Abstract:Medical imaging phantoms are widely used for validation and verification of imaging systems and algorithms in surgical guidance and radiation oncology procedures. Especially, for the performance evaluation of new algorithms in the field of medical imaging, manufactured phantoms need to replicate specific properties of the human body, e.g., tissue morphology and radiological properties. Additive manufacturing (AM) technology provides an inexpensive opportunity for accurate anatomical replication with customization capabilities. In this study, we proposed a simple and cheap protocol to manufacture realistic tumor phantoms based on the filament 3D printing technology. Tumor phantoms with both homogenous and heterogenous radiodensity were fabricated.
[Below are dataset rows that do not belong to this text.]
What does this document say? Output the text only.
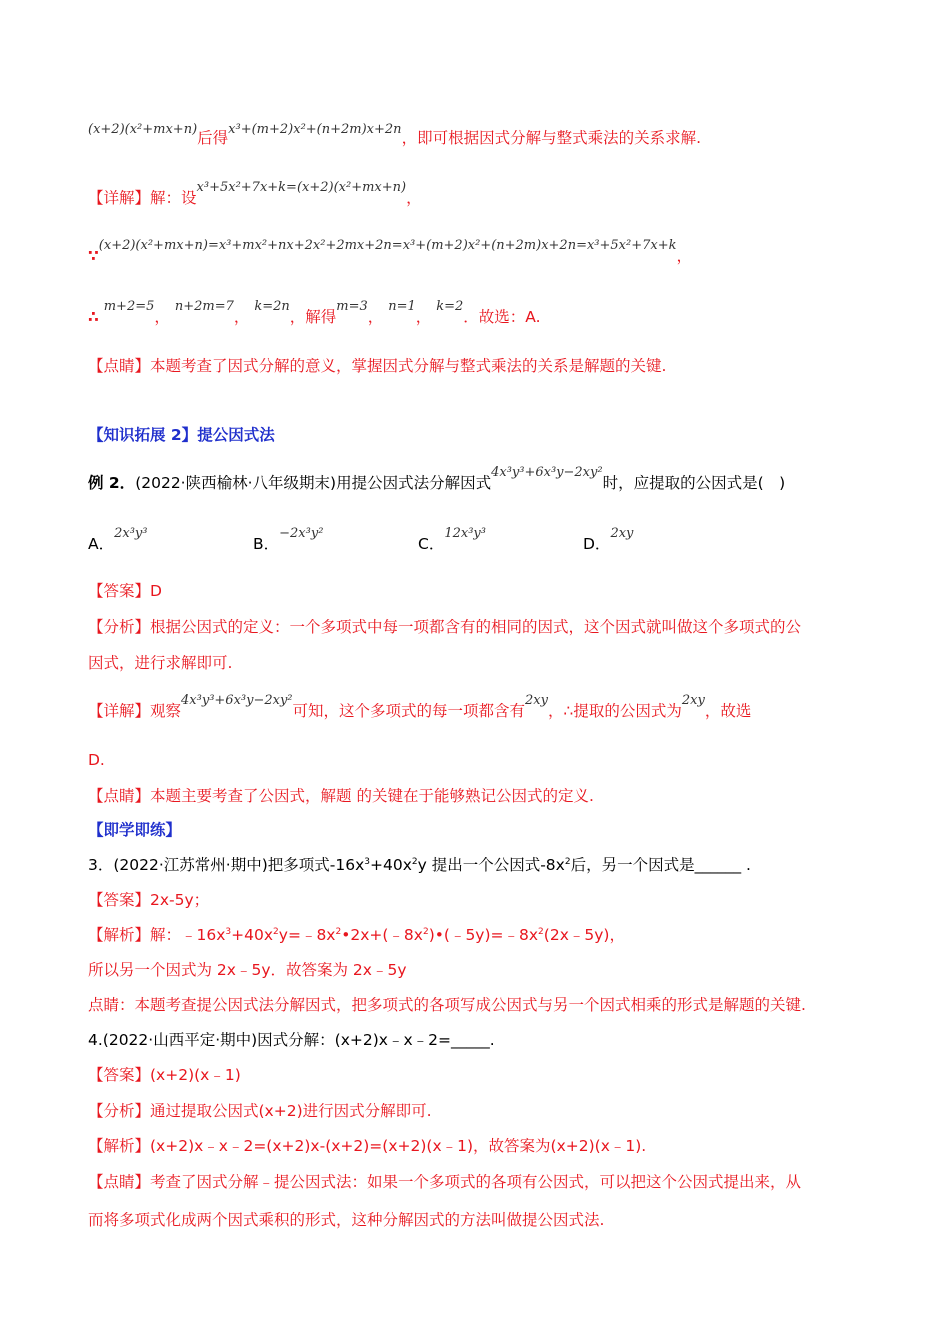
(x+2)(x²+mx+n)后得x³+(m+2)x²+(n+2m)x+2n，即可根据因式分解与整式乘法的关系求解.
【详解】解：设x³+5x²+7x+k=(x+2)(x²+mx+n)，
∵(x+2)(x²+mx+n)=x³+mx²+nx+2x²+2mx+2n=x³+(m+2)x²+(n+2m)x+2n=x³+5x²+7x+k，
∴ m+2=5， n+2m=7， k=2n，解得m=3， n=1， k=2．故选：A.
【点睛】本题考查了因式分解的意义，掌握因式分解与整式乘法的关系是解题的关键.
【知识拓展 2】提公因式法
例 2．(2022·陕西榆林·八年级期末)用提公因式法分解因式4x³y³+6x³y−2xy²时，应提取的公因式是(　)
A．2x³y³
B．−2x³y²
C．12x³y³
D．2xy
【答案】D
【分析】根据公因式的定义：一个多项式中每一项都含有的相同的因式，这个因式就叫做这个多项式的公
因式，进行求解即可.
【详解】观察4x³y³+6x³y−2xy²可知，这个多项式的每一项都含有2xy，∴提取的公因式为2xy，故选
D.
【点睛】本题主要考查了公因式，解题 的关键在于能够熟记公因式的定义.
【即学即练】
3．(2022·江苏常州·期中)把多项式$-16x^3+40x^2y$ 提出一个公因式$-8x^2$后，另一个因式是______ .
【答案】2x-5y；
【解析】解：$﹣16x^3+40x^2y=﹣8x^2•2x+(﹣8x^2)•(﹣5y)=﹣8x^2(2x﹣5y)$，
所以另一个因式为 2x﹣5y．故答案为 2x﹣5y
点睛：本题考查提公因式法分解因式，把多项式的各项写成公因式与另一个因式相乘的形式是解题的关键.
4.(2022·山西平定·期中)因式分解：(x+2)x﹣x﹣2=_____.
【答案】(x+2)(x﹣1)
【分析】通过提取公因式(x+2)进行因式分解即可.
【解析】(x+2)x﹣x﹣2=(x+2)x-(x+2)=(x+2)(x﹣1)，故答案为(x+2)(x﹣1).
【点睛】考查了因式分解﹣提公因式法：如果一个多项式的各项有公因式，可以把这个公因式提出来，从
而将多项式化成两个因式乘积的形式，这种分解因式的方法叫做提公因式法.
The radiodensity similarity between the printed tumor models and real tumor data from CT images of lung cancer patients was evaluated. Additionally, it was investigated whether a heterogeneity in the 3D printed tumor phantoms as observed in the tumor patient data had an influence on the validation of image registration algorithms. A density range between -217 to 226 HUs was achieved for 3D printed phantoms; this range of radiation attenuation is also observed in the human lung tumor tissue. The resulted HU range could serve as a lookup-table for researchers and phantom manufactures to create realistic CT tumor phantoms with the desired range of radiodensities. The 3D printed tumor phantoms also precisely replicated real lung tumor patient data regarding morphology and could also include life-like heterogeneity of the radiodensity inside the tumor models. An influence of the heterogeneity on accuracy and robustness of the image registration algorithms was not found.